Lexikon der Filmbegriffe

Filmophanie

Der französische Filmphilosoph Etienne Souriau verstand unter film filmophanique oder auch film écranique den Film als Objekt der Rezeption während der Zeit, in der er projiziert wird. Ähnlich, wie in der Semiologie zwischen dem Zeichen als physikalischem und semiotischem Objekt unterschieden wird, deutet die „filmophanische Schicht“ des Films an, dass der Film auch eine psycho-physikalische Erscheinung ist. Bei aller Strukturiertheit eines Films gelangt er erst im Augenblick der Projektion physikalisch in jene Erscheinungsform, die ihn für die Rezeption erschließt. Erst hier wird der Film als Ereignisgestalt greifbar.
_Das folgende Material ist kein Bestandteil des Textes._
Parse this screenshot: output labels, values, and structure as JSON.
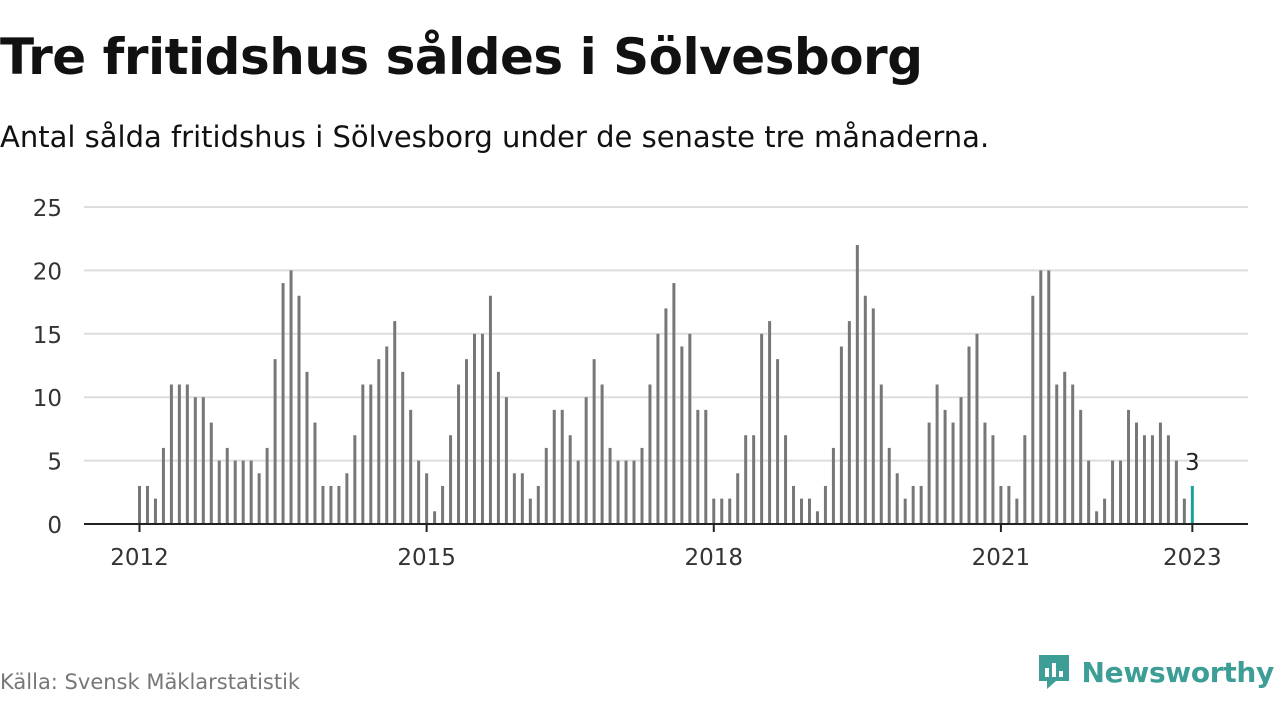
{
  "header": {
    "title": "Tre fritidshus såldes i Sölvesborg",
    "subtitle": "Antal sålda fritidshus i Sölvesborg under de senaste tre månaderna."
  },
  "footer": {
    "source": "Källa: Svensk Mäklarstatistik",
    "brand": "Newsworthy"
  },
  "colors": {
    "bar": "#777777",
    "highlight": "#1aa19a",
    "grid": "#dddddd",
    "axis": "#222222",
    "brand": "#3c9e96"
  },
  "icons": {
    "brand_logo": "newsworthy-logo-icon"
  },
  "chart_data": {
    "type": "bar",
    "title": "Tre fritidshus såldes i Sölvesborg",
    "subtitle": "Antal sålda fritidshus i Sölvesborg under de senaste tre månaderna.",
    "xlabel": "",
    "ylabel": "",
    "ylim": [
      0,
      25
    ],
    "yticks": [
      0,
      5,
      10,
      15,
      20,
      25
    ],
    "grid": true,
    "legend": "none",
    "frequency": "monthly",
    "x_start": "2012-01",
    "x_end": "2023-01",
    "xtick_labels": [
      "2012",
      "2015",
      "2018",
      "2021",
      "2023"
    ],
    "values": [
      3,
      3,
      2,
      6,
      11,
      11,
      11,
      10,
      10,
      8,
      5,
      6,
      5,
      5,
      5,
      4,
      6,
      13,
      19,
      20,
      18,
      12,
      8,
      3,
      3,
      3,
      4,
      7,
      11,
      11,
      13,
      14,
      16,
      12,
      9,
      5,
      4,
      1,
      3,
      7,
      11,
      13,
      15,
      15,
      18,
      12,
      10,
      4,
      4,
      2,
      3,
      6,
      9,
      9,
      7,
      5,
      10,
      13,
      11,
      6,
      5,
      5,
      5,
      6,
      11,
      15,
      17,
      19,
      14,
      15,
      9,
      9,
      2,
      2,
      2,
      4,
      7,
      7,
      15,
      16,
      13,
      7,
      3,
      2,
      2,
      1,
      3,
      6,
      14,
      16,
      22,
      18,
      17,
      11,
      6,
      4,
      2,
      3,
      3,
      8,
      11,
      9,
      8,
      10,
      14,
      15,
      8,
      7,
      3,
      3,
      2,
      7,
      18,
      20,
      20,
      11,
      12,
      11,
      9,
      5,
      1,
      2,
      5,
      5,
      9,
      8,
      7,
      7,
      8,
      7,
      5,
      2,
      3
    ],
    "highlight": {
      "label": "2023-01",
      "value": 3,
      "annotation": "3"
    }
  }
}
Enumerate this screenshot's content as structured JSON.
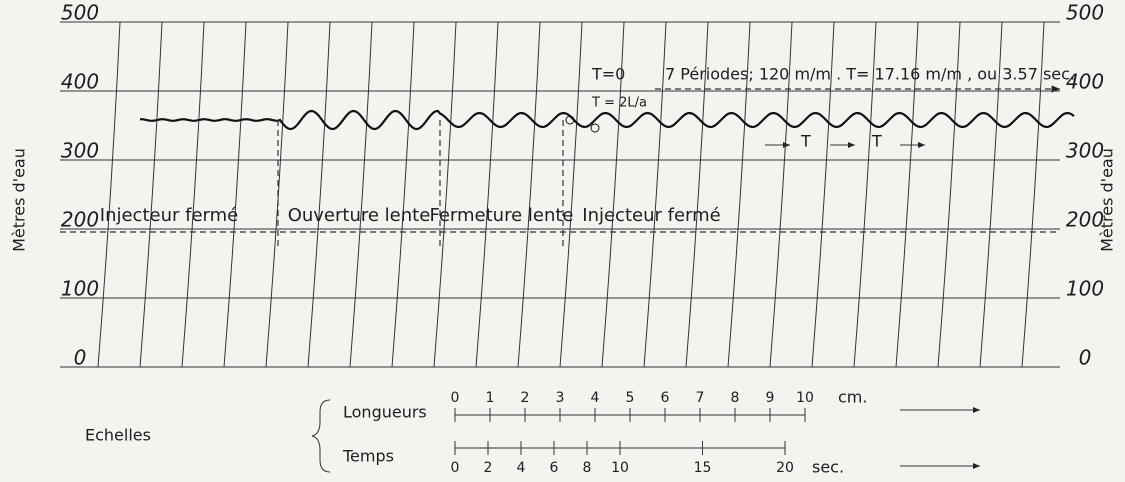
{
  "axis": {
    "label_left": "Mètres d'eau",
    "label_right": "Mètres d'eau",
    "ticks": [
      0,
      100,
      200,
      300,
      400,
      500
    ]
  },
  "annotations": {
    "t0": "T=0",
    "periods": "7 Périodes; 120 m/m . T= 17.16 m/m , ou 3.57 sec.",
    "t_formula": "T = 2L/a",
    "t1": "T",
    "t2": "T"
  },
  "phases": [
    "Injecteur fermé",
    "Ouverture lente",
    "Fermeture lente",
    "Injecteur fermé"
  ],
  "scales": {
    "title": "Echelles",
    "length": {
      "label": "Longueurs",
      "ticks": [
        0,
        1,
        2,
        3,
        4,
        5,
        6,
        7,
        8,
        9,
        10
      ],
      "unit": "cm."
    },
    "time": {
      "label": "Temps",
      "ticks": [
        0,
        2,
        4,
        6,
        8,
        10,
        15,
        20
      ],
      "unit": "sec."
    }
  }
}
Zuallererst ist der Film darum Gegenstand der Wahrnehmungspsychologie, weil sich Rezeption auf diese minimalste Schwelle immer rückberufen muss. Der filmophanischen Erscheinung des Films auf der Leinwand steht nun – Souriau folgend – die erzählte Welt (Diegese) des Films gegenüber, die von der Erscheinungsform des Films gelöst werden und eigenständig bestehen bleiben kann. Insgesamt gliedert Souriau den filmischen Gegenstand in sieben verschiedene Schichten auf, die jeweils eigene semiotische und ontologische Charakteristiken haben und verschiedene Problemkreise der Analyse eröffnen. 

Literatur: Souriau, Etienne: Die Struktur des filmischen Universums und das Vokabular der Filmologie. In: Montage / AV 6,2, 1997, S. 140-157. Zuerst frz. 1951.